I'm also a father of two so I understand what it's like to have kids return from playing in the yard with muddy feet.

Here's a suggestion:  Let nature take its course to a certain extent. Take some of the areas that are mucky and that don't seem to dry-out and naturalize them.  Instead of grass put in native plantings at these areas.  There are native plantings, natural to your area, that are wet tolerant and drought tolerant.  They have deeper root zones than grass and will help stabilize the soil and soak up the water.  There are many varieties of native plantings.  Local garden/ landscaping stores and maybe even the natural resources department for your state may have information available.  I know it chews up yardspace, but it's probably cheaper than other alternatives.  Naturalized plantings can look very attractive (multiple flower colors, etc) and can add to the beauty of your yard.  If your not sure, spend a little money and try a small area at first and see if you like it.  In my community the local drainage district actually pays for 50% of the cost of the plants for a rain garden installation through a grant program they administer, which is kind of a similar application. Just a thought.  Hope this helps, good luck.


----------



## fiji-fa5 (Apr 28, 2009)

Has anyone heard of this? Panhandler Someone here recommended it as when baseball fields flood he used this to dry it up quicker.


----------



## cibula11 (Apr 28, 2009)

Installing a sump pit and pump would be fairly inexpensive, but also require you to figure out where to pump the water.  I'm sure neighbors wouldn't appreciate your water in their yard.  Another "band-aid"  depending on the size of the area in your yard, would be to create a rain garden.  Essentially you collect the water in an area of your yard (which it sounds like is happening naturally) and you fill the area with rocks and water loving plants.  You can install a drain near the lowest spot and water would drain slowly over a few hours.  You can google them to see some pics.


----------



## handyguys (Apr 28, 2009)

no idea about panhandler, my guess is it would be a waste of money. You have gotten some good advice here but I'm not sure you heard it.

option 1 - 





> "No one will be able to give you a guaranteed fix to an unknown problem
> 
> They built on a wet land
> This is what happens
> ...



This is a good assessment of the situation - The solution is to re-grade and let gravity do its thing. It sounds like your mess of pipes are one bandaid already tried. You may need to incorporate a swale or stream. The general rule is 1/4" per foot of slope for run-off. In your case, it sounds more extreme, you may want to slope 1" per foot or more. A good engineer like ddman would be able to do a proper assessment and recommend a fix. No one will guarantee a fix.

option 2 





> Here's a suggestion: Let nature take its course to a certain extent. Take some of the areas that are mucky and that don't seem to dry-out and naturalize them. Instead of grass put in native plantings at these areas. There are native plantings, natural to your area, that are wet tolerant and drought tolerant. They have deeper root zones than grass and will help stabilize the soil and soak up the water.

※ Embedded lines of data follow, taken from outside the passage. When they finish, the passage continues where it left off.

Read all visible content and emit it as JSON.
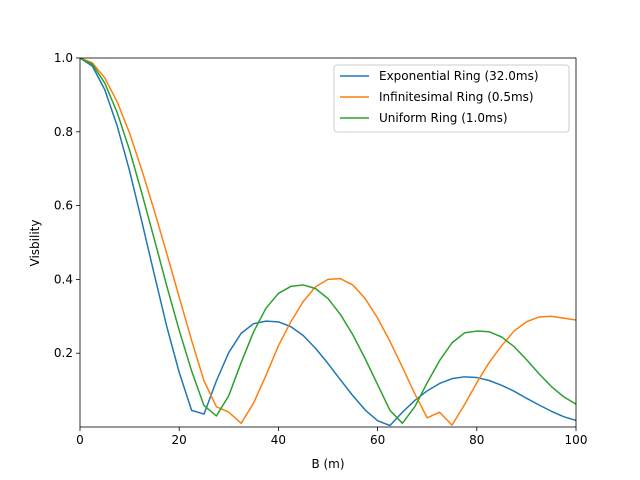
{
  "chart_data": {
    "type": "line",
    "title": "",
    "xlabel": "B (m)",
    "ylabel": "Visbility",
    "xlim": [
      0,
      100
    ],
    "ylim": [
      0,
      1.0
    ],
    "xticks": [
      0,
      20,
      40,
      60,
      80,
      100
    ],
    "xtick_labels": [
      "0",
      "20",
      "40",
      "60",
      "80",
      "100"
    ],
    "yticks": [
      0.2,
      0.4,
      0.6,
      0.8,
      1.0
    ],
    "ytick_labels": [
      "0.2",
      "0.4",
      "0.6",
      "0.8",
      "1.0"
    ],
    "grid": false,
    "legend_position": "upper-right",
    "x": [
      0,
      2.5,
      5,
      7.5,
      10,
      12.5,
      15,
      17.5,
      20,
      22.5,
      25,
      27.5,
      30,
      32.5,
      35,
      37.5,
      40,
      42.5,
      45,
      47.5,
      50,
      52.5,
      55,
      57.5,
      60,
      62.5,
      65,
      67.5,
      70,
      72.5,
      75,
      77.5,
      80,
      82.5,
      85,
      87.5,
      90,
      92.5,
      95,
      97.5,
      100
    ],
    "series": [
      {
        "name": "Exponential Ring (32.0ms)",
        "color": "#1f77b4",
        "values": [
          1.0,
          0.978,
          0.914,
          0.816,
          0.694,
          0.555,
          0.412,
          0.272,
          0.148,
          0.045,
          0.035,
          0.125,
          0.202,
          0.254,
          0.28,
          0.287,
          0.285,
          0.272,
          0.248,
          0.213,
          0.172,
          0.128,
          0.085,
          0.046,
          0.017,
          0.004,
          0.04,
          0.072,
          0.098,
          0.118,
          0.131,
          0.136,
          0.134,
          0.126,
          0.113,
          0.097,
          0.078,
          0.06,
          0.043,
          0.028,
          0.018
        ]
      },
      {
        "name": "Infinitesimal Ring (0.5ms)",
        "color": "#ff7f0e",
        "values": [
          1.0,
          0.987,
          0.946,
          0.881,
          0.796,
          0.695,
          0.585,
          0.47,
          0.352,
          0.235,
          0.125,
          0.055,
          0.04,
          0.01,
          0.065,
          0.14,
          0.22,
          0.285,
          0.34,
          0.38,
          0.4,
          0.402,
          0.385,
          0.348,
          0.295,
          0.232,
          0.162,
          0.09,
          0.025,
          0.04,
          0.005,
          0.06,
          0.12,
          0.175,
          0.22,
          0.26,
          0.285,
          0.298,
          0.3,
          0.295,
          0.29
        ]
      },
      {
        "name": "Uniform Ring (1.0ms)",
        "color": "#2ca02c",
        "values": [
          1.0,
          0.983,
          0.932,
          0.852,
          0.75,
          0.632,
          0.508,
          0.382,
          0.262,
          0.152,
          0.058,
          0.03,
          0.085,
          0.175,
          0.258,
          0.322,
          0.362,
          0.381,
          0.385,
          0.375,
          0.348,
          0.305,
          0.25,
          0.185,
          0.115,
          0.045,
          0.01,
          0.055,
          0.12,
          0.18,
          0.228,
          0.255,
          0.26,
          0.258,
          0.244,
          0.218,
          0.183,
          0.145,
          0.11,
          0.082,
          0.062
        ]
      }
    ]
  }
}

This will be cheaper and may look nice but again, no guarantees. If you do just a little grading and create the "rain garden" natural wetland area you may be fine. I have also heard it suggested that weeping willows will absorb a lot of water. I do not know if hey will grow in your area.

Do this - First decide what outcome you want. Do you want hard surface like concrete? Then get multiple quotes for that. Do you want a lawn on the cheap? Go with the garden and some grading and hope for the best. Do you want to dry things out for good? Get a hydrological engineer and spend the time/money on a consult and implementation. 

Deciding where you want to end up will help you focus your energies on the right solution for you.


----------



## Guncho (Apr 13, 2010)

I certainly hope you do not find a bandaid solution and pass your problem on to someone else.  It's your problem, deal with it.


----------